The invention relates to the field of medical chemical engineering, in particular to a synthesis method of medical midbodies of para-hydroxybenzoic acetone and ortho-hydroxybenzoic acetone. The method comprises the following steps: adding para-methoxybenzoic acetone or ortho-methoxybenzoic acetone to solvent; adding an acidolysis agent for acidolysis refluence; concentrating after a reaction; adding water into concentrate for dissolution; using ethyl acetate to extract; and concentrating and rectifying an extracting solution. The invention has easily obtainable raw materials, mild reaction conditions, simple reaction procedures, high product content larger than 99 percent, product yield larger than 70 percent and low production cost and is suitable for industrialized mass production.

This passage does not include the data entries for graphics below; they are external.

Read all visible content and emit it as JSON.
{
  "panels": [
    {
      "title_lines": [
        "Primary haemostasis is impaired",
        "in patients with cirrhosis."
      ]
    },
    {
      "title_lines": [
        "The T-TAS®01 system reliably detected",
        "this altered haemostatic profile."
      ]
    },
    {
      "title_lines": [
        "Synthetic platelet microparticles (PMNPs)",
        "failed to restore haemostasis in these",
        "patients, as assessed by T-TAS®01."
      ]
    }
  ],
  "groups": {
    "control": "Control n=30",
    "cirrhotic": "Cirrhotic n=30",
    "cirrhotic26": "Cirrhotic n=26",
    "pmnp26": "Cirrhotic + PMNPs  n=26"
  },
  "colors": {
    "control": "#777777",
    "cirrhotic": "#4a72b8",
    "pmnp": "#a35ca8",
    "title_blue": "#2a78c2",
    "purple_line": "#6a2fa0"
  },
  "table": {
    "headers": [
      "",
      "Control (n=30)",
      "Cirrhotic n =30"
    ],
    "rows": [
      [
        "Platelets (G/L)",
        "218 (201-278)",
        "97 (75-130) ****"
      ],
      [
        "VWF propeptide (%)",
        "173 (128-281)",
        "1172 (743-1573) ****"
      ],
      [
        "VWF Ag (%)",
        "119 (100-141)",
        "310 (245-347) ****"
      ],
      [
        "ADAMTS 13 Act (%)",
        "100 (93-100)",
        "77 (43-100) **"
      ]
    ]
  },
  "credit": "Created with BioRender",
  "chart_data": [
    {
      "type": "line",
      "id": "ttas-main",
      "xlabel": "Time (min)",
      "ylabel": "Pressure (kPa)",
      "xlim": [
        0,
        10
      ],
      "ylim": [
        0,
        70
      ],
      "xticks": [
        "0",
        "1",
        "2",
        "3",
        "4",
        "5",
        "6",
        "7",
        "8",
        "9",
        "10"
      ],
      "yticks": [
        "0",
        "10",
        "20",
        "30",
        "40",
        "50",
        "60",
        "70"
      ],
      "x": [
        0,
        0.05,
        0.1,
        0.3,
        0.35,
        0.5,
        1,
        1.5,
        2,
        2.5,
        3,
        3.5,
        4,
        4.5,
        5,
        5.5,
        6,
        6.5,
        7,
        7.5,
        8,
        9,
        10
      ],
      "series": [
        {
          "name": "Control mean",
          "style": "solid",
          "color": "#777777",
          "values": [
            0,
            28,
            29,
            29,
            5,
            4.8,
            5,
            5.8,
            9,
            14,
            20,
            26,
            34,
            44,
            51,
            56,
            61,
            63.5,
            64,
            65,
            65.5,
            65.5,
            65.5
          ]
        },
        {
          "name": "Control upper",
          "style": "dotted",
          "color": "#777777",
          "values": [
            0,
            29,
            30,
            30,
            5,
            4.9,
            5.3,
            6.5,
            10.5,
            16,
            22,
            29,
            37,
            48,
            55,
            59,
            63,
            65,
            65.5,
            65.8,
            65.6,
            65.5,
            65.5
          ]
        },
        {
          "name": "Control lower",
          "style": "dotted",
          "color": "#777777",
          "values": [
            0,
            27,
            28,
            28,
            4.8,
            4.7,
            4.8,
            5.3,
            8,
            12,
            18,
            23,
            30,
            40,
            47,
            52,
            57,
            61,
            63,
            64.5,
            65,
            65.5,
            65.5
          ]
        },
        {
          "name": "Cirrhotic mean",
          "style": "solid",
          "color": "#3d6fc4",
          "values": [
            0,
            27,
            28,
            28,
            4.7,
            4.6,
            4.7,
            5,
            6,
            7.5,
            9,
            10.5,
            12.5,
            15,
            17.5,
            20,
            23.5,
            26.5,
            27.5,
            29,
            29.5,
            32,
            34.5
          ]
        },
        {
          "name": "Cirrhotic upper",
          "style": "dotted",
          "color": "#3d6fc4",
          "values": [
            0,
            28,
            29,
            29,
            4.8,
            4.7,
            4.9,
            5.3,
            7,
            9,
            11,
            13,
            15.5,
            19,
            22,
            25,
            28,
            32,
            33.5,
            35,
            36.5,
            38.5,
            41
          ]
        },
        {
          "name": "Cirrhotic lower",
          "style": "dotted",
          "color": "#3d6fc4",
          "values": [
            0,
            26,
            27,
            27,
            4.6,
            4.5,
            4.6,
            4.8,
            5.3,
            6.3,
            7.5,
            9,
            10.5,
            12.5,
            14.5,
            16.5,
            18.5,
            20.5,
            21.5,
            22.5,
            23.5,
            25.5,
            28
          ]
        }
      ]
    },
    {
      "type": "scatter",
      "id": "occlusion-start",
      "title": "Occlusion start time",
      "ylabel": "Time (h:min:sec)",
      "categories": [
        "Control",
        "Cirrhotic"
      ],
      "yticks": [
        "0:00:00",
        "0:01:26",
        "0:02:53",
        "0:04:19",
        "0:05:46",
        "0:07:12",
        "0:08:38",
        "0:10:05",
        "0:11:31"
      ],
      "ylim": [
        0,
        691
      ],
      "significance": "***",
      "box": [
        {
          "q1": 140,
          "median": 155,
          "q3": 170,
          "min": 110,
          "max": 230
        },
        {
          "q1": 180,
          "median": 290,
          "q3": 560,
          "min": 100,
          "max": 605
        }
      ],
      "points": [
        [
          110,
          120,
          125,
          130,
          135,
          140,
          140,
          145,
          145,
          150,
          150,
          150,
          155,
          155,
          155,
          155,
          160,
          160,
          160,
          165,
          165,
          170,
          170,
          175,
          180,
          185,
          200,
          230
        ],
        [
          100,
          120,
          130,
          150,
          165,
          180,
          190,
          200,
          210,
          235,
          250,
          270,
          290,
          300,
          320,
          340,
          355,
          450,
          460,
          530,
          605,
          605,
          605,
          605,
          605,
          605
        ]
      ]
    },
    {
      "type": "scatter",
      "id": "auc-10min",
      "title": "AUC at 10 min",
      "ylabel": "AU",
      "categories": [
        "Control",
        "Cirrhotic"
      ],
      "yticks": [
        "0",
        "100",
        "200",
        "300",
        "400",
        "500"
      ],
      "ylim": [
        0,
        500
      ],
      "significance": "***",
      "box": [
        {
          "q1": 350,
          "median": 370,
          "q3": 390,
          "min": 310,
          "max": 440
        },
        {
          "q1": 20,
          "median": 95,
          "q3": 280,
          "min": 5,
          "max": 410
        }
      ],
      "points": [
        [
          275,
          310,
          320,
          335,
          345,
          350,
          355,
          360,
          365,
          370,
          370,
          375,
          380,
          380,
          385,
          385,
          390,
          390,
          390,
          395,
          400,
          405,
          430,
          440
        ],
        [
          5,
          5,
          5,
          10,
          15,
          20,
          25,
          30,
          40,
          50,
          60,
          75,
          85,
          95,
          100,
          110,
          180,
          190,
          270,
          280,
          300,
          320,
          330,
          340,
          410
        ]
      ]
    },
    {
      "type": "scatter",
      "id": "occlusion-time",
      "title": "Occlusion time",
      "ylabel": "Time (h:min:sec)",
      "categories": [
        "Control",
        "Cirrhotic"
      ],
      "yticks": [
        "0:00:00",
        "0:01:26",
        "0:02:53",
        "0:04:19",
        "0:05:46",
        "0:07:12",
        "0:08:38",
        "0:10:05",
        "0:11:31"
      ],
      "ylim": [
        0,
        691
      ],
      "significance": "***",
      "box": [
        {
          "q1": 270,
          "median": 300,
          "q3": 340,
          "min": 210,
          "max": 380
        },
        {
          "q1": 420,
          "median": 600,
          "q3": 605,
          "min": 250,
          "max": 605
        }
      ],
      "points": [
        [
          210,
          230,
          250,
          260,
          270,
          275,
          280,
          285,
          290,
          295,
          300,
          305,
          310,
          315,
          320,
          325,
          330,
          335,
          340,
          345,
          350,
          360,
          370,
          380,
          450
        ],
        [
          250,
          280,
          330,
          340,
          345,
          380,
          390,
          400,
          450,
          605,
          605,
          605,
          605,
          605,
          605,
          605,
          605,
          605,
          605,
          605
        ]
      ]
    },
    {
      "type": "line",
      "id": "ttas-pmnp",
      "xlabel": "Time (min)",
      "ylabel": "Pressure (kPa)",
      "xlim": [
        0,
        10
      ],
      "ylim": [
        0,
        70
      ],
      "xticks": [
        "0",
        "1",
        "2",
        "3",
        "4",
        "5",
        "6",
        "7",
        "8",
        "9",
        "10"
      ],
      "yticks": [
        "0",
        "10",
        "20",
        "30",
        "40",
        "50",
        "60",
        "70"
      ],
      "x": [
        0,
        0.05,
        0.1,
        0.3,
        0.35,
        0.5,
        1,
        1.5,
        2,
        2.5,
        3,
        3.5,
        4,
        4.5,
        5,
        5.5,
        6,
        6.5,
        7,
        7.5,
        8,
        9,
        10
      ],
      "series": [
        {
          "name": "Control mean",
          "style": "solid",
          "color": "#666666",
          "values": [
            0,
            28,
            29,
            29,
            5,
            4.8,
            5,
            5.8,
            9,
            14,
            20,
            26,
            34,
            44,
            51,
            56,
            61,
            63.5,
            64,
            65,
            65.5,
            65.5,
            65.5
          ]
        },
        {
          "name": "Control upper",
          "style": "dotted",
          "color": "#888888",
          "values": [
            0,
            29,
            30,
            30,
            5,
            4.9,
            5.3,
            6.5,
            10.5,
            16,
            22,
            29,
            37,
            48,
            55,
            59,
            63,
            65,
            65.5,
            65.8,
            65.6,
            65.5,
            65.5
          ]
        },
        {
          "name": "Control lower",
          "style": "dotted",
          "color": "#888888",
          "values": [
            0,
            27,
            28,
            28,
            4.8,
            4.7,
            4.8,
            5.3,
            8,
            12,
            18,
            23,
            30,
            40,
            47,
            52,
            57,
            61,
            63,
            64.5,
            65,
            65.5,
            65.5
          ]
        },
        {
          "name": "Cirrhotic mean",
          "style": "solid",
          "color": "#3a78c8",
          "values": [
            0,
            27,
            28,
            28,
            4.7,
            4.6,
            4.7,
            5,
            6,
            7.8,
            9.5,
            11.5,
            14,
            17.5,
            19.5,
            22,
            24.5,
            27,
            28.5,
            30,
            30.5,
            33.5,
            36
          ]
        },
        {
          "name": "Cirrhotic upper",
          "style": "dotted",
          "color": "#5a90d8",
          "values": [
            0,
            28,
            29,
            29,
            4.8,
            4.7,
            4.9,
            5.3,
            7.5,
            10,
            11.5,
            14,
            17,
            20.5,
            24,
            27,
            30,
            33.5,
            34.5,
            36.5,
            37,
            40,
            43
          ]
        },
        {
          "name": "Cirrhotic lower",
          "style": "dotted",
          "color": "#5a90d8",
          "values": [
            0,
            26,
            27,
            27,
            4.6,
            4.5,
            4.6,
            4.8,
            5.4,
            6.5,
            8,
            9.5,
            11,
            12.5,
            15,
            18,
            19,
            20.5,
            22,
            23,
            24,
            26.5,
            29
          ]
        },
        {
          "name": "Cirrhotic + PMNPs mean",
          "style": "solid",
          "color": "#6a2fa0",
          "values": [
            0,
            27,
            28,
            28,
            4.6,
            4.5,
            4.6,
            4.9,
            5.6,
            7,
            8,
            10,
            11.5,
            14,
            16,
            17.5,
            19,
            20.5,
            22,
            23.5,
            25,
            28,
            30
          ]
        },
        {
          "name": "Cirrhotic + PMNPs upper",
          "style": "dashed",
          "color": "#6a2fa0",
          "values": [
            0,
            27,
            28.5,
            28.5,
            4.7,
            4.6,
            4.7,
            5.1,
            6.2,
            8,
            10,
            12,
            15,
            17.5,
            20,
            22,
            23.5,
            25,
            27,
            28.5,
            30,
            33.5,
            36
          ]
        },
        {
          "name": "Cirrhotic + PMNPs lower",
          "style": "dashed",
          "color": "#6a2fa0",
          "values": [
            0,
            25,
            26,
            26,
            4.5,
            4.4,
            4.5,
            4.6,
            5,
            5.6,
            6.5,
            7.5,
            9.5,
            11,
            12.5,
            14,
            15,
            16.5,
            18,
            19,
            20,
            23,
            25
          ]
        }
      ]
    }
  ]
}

The invention provides a method for synthesizing a nano selenium material and relates to the application technology of selenium resources. The method includes the following steps: in an environment with a temperature of 0+/-1 DEG C, mixing an ethanol solution of sodium borohydride with selenium powder while stirring the mixture, adding a mixture composed of sugar, lautyltrethylammonium bromide and diethyldiisopropylammonium bromide in the mixture, and then obtaining a mixture system; increasing the temperature of the mixture system to 20-60 DEG C under a stirring condition for a reaction, obtaining a precipitate after the reaction is completed, conducting suction filtration and then calcinating the precipitate at 450-550 DEG C to obtain the nano selenium material. Compared with a traditional synthesis method, the method has simple and little reaction steps, raw materials are easy to obtain, solid waste is little, the corrosivity is low, and the method is environmentally friendly and is suitable for mass production.